Lori Ellis, a West Bloomfield resident who attended the exhibit opening Jan. 26, learned something from the exhibit and about her family. Both Ellis’ mother and late father are survivors of Auschwitz.

“I was reading that before Eichmann’s trial in Israel, no one spoke about the Holocaust. It brought back an analogy to me, because before my dad and mom’s friend passed away, my parents never spoke about the Holocaust in the house,” she said. “That was pretty powerful when the trial happened, and people finally shared their horrific experiences.”

Ellis said her mother eventually opened up about her life story, and that’s what ultimately “provoked” her to learn more about the Holocaust. Her mother is part of the Holocaust Memorial Center’s survivor speaker series.

Through an authentically replicated bullet-proof glass booth where Eichmann stood during the trial, and where exhibit visitors can now watch the trial unfold as if they were in the courtroom, Ellis also learned how much evil one person could carry.

“You can see in direct parallel the emotional testimonials of the witnesses and the cold, inhuman face of Eichmann, who denied responsibility to the end, the true face of evil,” Patrick Gallagher, the president of exhibit producers Gallagher & Associates, wrote in an email.
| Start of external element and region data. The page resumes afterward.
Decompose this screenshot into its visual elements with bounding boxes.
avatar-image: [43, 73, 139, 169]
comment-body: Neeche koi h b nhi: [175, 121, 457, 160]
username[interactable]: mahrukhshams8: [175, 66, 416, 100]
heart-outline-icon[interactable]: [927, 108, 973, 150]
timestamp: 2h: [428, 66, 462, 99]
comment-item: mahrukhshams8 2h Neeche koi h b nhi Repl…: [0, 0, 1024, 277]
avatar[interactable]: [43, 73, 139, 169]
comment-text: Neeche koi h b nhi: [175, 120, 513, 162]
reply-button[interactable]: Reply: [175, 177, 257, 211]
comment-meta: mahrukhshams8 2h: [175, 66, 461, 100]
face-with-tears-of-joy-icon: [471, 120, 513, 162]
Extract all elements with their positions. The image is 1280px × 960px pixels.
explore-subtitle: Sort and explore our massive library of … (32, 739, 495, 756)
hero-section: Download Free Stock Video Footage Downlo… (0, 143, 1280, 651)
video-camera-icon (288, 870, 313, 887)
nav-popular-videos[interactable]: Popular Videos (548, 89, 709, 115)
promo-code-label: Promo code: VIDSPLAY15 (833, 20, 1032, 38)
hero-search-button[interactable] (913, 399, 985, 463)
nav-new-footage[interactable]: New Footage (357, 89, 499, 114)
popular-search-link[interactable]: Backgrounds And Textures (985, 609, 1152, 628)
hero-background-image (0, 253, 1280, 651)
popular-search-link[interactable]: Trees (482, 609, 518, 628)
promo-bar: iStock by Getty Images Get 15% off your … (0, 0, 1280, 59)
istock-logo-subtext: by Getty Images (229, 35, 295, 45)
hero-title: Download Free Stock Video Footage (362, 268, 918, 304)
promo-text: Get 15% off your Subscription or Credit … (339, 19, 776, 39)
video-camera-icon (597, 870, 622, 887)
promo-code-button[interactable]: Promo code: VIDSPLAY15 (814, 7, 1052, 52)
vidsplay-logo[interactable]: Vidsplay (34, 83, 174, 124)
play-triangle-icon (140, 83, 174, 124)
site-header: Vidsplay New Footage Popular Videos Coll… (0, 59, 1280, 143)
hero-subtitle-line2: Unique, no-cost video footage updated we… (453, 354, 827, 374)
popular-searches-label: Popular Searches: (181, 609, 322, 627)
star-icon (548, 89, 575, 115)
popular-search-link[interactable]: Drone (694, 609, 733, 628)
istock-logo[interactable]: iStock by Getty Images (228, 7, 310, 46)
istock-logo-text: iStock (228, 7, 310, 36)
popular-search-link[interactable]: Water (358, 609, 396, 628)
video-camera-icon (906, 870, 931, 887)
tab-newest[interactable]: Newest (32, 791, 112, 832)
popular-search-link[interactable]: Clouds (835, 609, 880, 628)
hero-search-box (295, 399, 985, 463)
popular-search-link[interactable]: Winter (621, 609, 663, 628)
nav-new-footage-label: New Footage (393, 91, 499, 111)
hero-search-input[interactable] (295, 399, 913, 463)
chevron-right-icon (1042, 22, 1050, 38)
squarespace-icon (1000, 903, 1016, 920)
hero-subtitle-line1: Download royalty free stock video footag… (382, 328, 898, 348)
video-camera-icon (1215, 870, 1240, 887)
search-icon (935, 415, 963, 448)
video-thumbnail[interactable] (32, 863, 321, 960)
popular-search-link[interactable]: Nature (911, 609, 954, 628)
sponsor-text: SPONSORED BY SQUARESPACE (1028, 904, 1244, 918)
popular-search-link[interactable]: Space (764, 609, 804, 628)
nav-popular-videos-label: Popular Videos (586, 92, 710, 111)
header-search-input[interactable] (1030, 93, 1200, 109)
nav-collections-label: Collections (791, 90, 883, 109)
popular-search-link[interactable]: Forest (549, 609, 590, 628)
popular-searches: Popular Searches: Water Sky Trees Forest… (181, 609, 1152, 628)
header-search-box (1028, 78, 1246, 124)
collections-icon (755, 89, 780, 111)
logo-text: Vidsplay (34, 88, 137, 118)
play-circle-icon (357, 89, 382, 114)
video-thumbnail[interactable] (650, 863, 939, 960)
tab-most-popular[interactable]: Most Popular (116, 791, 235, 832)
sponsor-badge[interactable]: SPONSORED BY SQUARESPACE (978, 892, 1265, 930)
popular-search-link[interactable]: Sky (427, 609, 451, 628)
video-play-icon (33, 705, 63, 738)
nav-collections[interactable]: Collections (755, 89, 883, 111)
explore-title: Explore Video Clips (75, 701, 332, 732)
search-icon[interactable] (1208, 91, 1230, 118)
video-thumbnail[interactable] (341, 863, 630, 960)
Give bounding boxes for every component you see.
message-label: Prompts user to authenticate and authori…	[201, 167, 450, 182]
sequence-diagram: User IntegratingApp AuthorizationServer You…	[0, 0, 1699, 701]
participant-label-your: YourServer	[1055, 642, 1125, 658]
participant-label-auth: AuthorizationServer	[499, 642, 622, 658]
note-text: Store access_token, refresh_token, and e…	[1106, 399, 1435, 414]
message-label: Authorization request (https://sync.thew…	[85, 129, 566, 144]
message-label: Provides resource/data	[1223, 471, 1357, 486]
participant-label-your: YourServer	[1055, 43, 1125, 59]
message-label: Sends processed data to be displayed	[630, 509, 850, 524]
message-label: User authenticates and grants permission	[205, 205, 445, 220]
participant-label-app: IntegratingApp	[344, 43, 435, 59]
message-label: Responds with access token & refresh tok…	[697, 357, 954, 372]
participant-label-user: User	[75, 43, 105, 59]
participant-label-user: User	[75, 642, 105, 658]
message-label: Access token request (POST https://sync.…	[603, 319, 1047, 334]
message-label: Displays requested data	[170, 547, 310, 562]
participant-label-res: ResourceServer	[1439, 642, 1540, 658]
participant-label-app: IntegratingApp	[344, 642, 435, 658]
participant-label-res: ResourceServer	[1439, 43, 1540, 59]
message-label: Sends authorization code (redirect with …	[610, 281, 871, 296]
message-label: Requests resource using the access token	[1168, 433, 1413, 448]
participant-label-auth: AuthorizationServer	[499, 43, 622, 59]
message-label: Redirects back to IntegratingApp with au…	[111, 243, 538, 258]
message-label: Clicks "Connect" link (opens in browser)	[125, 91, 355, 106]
That’s exactly the lesson Bergmann and the Holocaust Memorial Center staff want viewers to take away.

“It’s a great way for us to reinforce the idea of individuals and individual choices, because it wasn’t the state or the Nazi party that committed these crimes,” she said. “The Holocaust was not inevitable. It happened because people made choices. … We all make choices in our lives. We have the responsibility to stand up to injustice and take action.”

As Ellis headed home after the program, she was left with “mixed emotions” about the exhibit.

“I could see and feel the horror, but in a sense, it was liberating,” she said, holding back tears. “I felt like justice was served for 6 million people. Not just for my family, but for everybody.”

The exhibit is currently open to the public at the Holocaust Memorial Center through June 7. It is included with general admission to the museum. This will notably be the last time the exhibit is shown in the United States. From here, it will make its way to Europe before returning home to Israel.

With so much information to digest from the exhibit as viewers walk through, Gallagher said, visitors won’t want to miss any important details.

“Dedicate time to read, watch and listen,” he said. “This is not a show to skim your way through.”